Vom Veräusserungspreis abziehbar sind die Verkaufskosten. Dazu zählen die Maklerprovision und Inseratskosten, die den steuerbaren Gewinn senken.
Die Besitzdauer verändert den Steuerbetrag deutlich. Kurze Haltedauern werden mit einem Zuschlag belegt, lange mit einer Ermässigung. Die folgende Tabelle zeigt die Anpassungen:
| Besitzdauer | Anpassung des Steuerbetrags |
|---|---|
| weniger als 1 Jahr | + 50 % |
| 1 bis unter 2 Jahre | + 40 % |
| 2 bis unter 3 Jahre | + 30 % |
| 3 bis unter 4 Jahre | + 20 % |
| 4 bis unter 5 Jahre | + 10 % |
| 5 bis volle 8 Jahre | keine Anpassung |
| ab dem 9. vollen Jahr | – 1 % pro weiteres Jahr (höchstens – 25 %, erreicht nach 33 Jahren) |
Bei sehr kurzer Besitzdauer darf die Steuer höchstens 40 Prozent des Grundstückgewinns betragen.

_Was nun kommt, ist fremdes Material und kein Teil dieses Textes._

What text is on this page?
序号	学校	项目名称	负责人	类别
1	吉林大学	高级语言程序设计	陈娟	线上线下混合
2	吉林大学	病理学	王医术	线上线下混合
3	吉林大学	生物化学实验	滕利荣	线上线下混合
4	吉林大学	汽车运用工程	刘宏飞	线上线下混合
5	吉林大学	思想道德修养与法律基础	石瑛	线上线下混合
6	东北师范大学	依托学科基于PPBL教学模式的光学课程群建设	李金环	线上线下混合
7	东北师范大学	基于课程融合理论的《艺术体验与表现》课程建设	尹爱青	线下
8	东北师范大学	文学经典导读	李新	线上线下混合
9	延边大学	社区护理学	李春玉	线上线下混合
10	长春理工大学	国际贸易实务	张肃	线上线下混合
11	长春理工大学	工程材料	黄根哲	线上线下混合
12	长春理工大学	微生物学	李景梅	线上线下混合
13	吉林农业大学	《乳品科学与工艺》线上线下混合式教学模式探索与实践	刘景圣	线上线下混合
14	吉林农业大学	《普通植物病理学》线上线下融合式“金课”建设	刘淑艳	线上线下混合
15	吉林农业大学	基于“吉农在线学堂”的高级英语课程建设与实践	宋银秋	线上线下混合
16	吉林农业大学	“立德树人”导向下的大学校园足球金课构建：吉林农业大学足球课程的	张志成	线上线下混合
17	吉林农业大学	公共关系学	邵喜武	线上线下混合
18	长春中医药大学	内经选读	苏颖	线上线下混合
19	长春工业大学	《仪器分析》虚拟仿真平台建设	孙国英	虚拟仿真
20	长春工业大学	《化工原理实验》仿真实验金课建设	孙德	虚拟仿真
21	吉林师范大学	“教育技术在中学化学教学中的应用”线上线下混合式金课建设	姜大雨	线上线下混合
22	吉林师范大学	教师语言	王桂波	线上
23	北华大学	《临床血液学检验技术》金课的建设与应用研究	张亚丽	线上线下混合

Das folgende Beispiel zeigt die Berechnung für ein selbst genutztes Einfamilienhaus im Kanton Luzern, gekauft 2010 und verkauft 2026 (16 volle Besitzjahre):
| Position | Betrag |
|---|---|
| Kaufpreis | CHF 750'000.– |
| Wertvermehrende Investitionen | CHF 80'000.– |
| Erwerbskosten (Notar, Grundbuch) | CHF 15'000.– |
| Anlagekosten | CHF 845'000.– |
| Verkaufspreis | CHF 1'050'000.– |
| abzüglich Verkaufskosten | CHF 30'000.– |
| Veräusserungswert | CHF 1'020'000.– |
| Grundstückgewinn | CHF 175'000.– |
Auf den Gewinn von CHF 175'000.– ergibt der Einkommenssteuertarif eine einfache Steuer von rund CHF 8'100.–. Multipliziert mit dem Steuerfuss von 4,2 Einheiten ergibt das CHF 34'020.–. Von den 16 vollen Besitzjahren werden die 8 abzugsfreien Jahre abgezogen (16 − 8), womit eine Ermässigung von 8 Prozent greift. Die Steuer beträgt somit rund CHF 31'298.–, also etwa 18 Prozent des Gewinns. Der genaue Tarif wird periodisch angepasst. Die verbindliche Zahl liefert der amtliche Kalkulator des Kantons Luzern.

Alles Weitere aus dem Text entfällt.